El viento blanco no perdona en la cordillera de Neuquén. En el paraje Trolope cerca de Caviahue, la nieve cubrió todo y dejó a su suerte a una familia de crianceros en plena trashumancia. Eran 12 personas, entre ellas un abuelo de 71 años y su nieto de 18, que quedaron atrapados en medio de la nada, sin más abrigo que un nylon y la protección precaria de unas jarillas.
Cuando la policía llegó hasta ellos, el cuadro era desgarrador por el frío. Llevaban horas expuestos a la nieve, sin señales de vida alrededor. A pesar del cansancio y la crudeza del temporal, lograron trasladarlos hasta un puesto rural donde recibieron leña, agua y algo de calor humano.
Según informó el comisario Julio Parada a LMNeuquén, de la Comisaría 33 de El Huecú, el operativo se realizó el domingo en las inmediaciones de la zona la lagunilla, en las rutas provinciales 27 y 21. La tormenta del domingo los sorprendió en el camino, en una zona donde no hay refugios ni comunicación.
Según el reporte policial, eran 400 caprinos, 75 vacunos, 65 ovinos y las 12 personas de las familias Huaiquilán, Sifuentes y Gualmes, conocidos crianceros de esa zona, las que quedaron a merced del frío extremo.
Nieve, patrullas y otra vida en el interior
En ese contexto, la historia del abuelo y su nieto cobra una dimensión aún más impactante. La Policía luego de un patrullaje los halló refugiados bajo un nylon, algo expone la crudeza de la trashumancia, la valentía y también la falta de recursos para quienes sostienen la economía rural con su sacrificio.
Los efectivos de la comisaría 33 de El Huecú y los bomberos voluntarios de la zona trabajaron a ciegas. En un territorio sin señal y con caminos intransitables, y el operativo fue una carrera contra el tiempo. Tampoco funcionan los aparatos de radio. “El viento blanco los pierde”, resumió el comisario Parada.

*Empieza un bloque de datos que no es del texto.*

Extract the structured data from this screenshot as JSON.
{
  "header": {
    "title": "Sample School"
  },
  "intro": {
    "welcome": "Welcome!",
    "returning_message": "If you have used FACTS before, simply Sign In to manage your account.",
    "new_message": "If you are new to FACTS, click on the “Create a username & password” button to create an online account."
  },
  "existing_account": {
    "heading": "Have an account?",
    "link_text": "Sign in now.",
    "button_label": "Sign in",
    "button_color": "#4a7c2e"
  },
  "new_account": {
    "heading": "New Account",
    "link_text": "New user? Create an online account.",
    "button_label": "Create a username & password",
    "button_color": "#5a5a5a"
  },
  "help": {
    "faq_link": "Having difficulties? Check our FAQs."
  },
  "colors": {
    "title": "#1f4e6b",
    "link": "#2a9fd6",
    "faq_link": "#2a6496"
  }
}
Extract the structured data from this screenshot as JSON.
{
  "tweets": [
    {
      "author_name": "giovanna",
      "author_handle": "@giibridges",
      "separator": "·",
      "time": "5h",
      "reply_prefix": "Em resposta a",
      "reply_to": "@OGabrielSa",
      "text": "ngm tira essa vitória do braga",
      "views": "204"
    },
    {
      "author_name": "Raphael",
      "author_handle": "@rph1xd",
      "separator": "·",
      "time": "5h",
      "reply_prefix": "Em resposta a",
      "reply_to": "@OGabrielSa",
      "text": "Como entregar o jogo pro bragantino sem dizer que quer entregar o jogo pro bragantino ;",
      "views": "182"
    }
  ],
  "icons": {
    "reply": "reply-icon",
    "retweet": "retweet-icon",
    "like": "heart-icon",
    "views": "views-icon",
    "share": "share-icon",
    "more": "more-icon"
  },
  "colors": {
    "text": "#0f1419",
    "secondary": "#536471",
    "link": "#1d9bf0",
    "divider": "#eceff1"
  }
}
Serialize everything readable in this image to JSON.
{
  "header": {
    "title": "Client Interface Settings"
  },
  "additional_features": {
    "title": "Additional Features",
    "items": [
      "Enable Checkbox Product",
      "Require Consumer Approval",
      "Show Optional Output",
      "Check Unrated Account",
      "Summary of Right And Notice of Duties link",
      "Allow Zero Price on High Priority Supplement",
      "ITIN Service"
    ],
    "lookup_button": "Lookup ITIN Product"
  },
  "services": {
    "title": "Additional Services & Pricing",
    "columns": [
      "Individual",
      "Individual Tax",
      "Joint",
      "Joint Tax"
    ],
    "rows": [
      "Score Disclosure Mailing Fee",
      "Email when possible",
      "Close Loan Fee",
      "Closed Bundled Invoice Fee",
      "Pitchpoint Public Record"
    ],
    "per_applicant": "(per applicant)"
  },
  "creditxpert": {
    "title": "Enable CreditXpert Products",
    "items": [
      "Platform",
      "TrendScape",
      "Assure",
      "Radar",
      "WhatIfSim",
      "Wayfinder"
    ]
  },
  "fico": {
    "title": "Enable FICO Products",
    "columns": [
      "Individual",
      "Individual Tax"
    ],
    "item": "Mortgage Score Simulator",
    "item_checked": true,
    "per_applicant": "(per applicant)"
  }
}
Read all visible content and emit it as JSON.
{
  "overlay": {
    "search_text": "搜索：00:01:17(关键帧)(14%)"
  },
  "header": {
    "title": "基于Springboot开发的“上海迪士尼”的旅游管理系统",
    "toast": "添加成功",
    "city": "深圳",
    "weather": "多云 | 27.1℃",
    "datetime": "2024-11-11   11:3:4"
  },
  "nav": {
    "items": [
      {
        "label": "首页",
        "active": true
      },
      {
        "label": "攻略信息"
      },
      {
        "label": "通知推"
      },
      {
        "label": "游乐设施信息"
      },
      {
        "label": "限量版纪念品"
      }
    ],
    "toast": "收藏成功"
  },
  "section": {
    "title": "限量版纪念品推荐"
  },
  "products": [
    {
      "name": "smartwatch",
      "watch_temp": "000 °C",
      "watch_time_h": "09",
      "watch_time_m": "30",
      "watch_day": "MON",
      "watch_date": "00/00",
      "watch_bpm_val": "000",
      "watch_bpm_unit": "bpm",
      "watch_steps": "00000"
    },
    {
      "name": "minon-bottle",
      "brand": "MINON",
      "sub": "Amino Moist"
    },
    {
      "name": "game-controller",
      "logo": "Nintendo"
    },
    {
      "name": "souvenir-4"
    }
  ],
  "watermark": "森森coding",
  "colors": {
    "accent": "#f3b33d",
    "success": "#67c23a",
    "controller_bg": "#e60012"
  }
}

Es que la misma escena se repite cada invierno con los paisanos que se aventuran en la nieve, animales que se dispersan, caminos que desaparecen bajo un manto blanco y rescatistas que deben improvisar para evitar lo peor. Van de refugio en refugio con bajas temperaturas.
También otro hecho ocurrió el mismo domingo, otro criancero, Rolando Cáceres, de 60 años, también se perdió en la nieve. Había salido a buscar sus chivos en Laguna Quesada, pero la tormenta lo desorientó y terminó en un refugio de puesto de veranada.
Su hija Sofía había denunciado la desaparición y un equipo de rescate de la Comisaría 33 que lo halló de madrugada, en buen estado de salud pero con el susto a cuestas.
El drama de los crianceros en la nieve
La trashumancia es una tradición que persiste a pesar del avance de los tiempos y la tecnología. Cada año, decenas de familias trasladan sus animales a las veranadas de la cordillera en busca de mejores pasturas. Pero esta vez, el clima les jugó una mala pasada.
Las historias de aislamiento en la cordillera vienen desde hace tiempo. A pesar de que la trashumancia es una práctica ancestral y vital para la economía ganadera, el Estado muchas veces no puede garantizar todo lo que hace falta para esta actividad, pese a las intenciones y proyectos de ley que se presentan con frecuencia.
Los crianceros todos los años padecen la falta de caminos seguros, ausencia total de señal de celular y la escasez de refugios de emergencia en puntos críticos. En cada temporal, se activan operativos de rescate.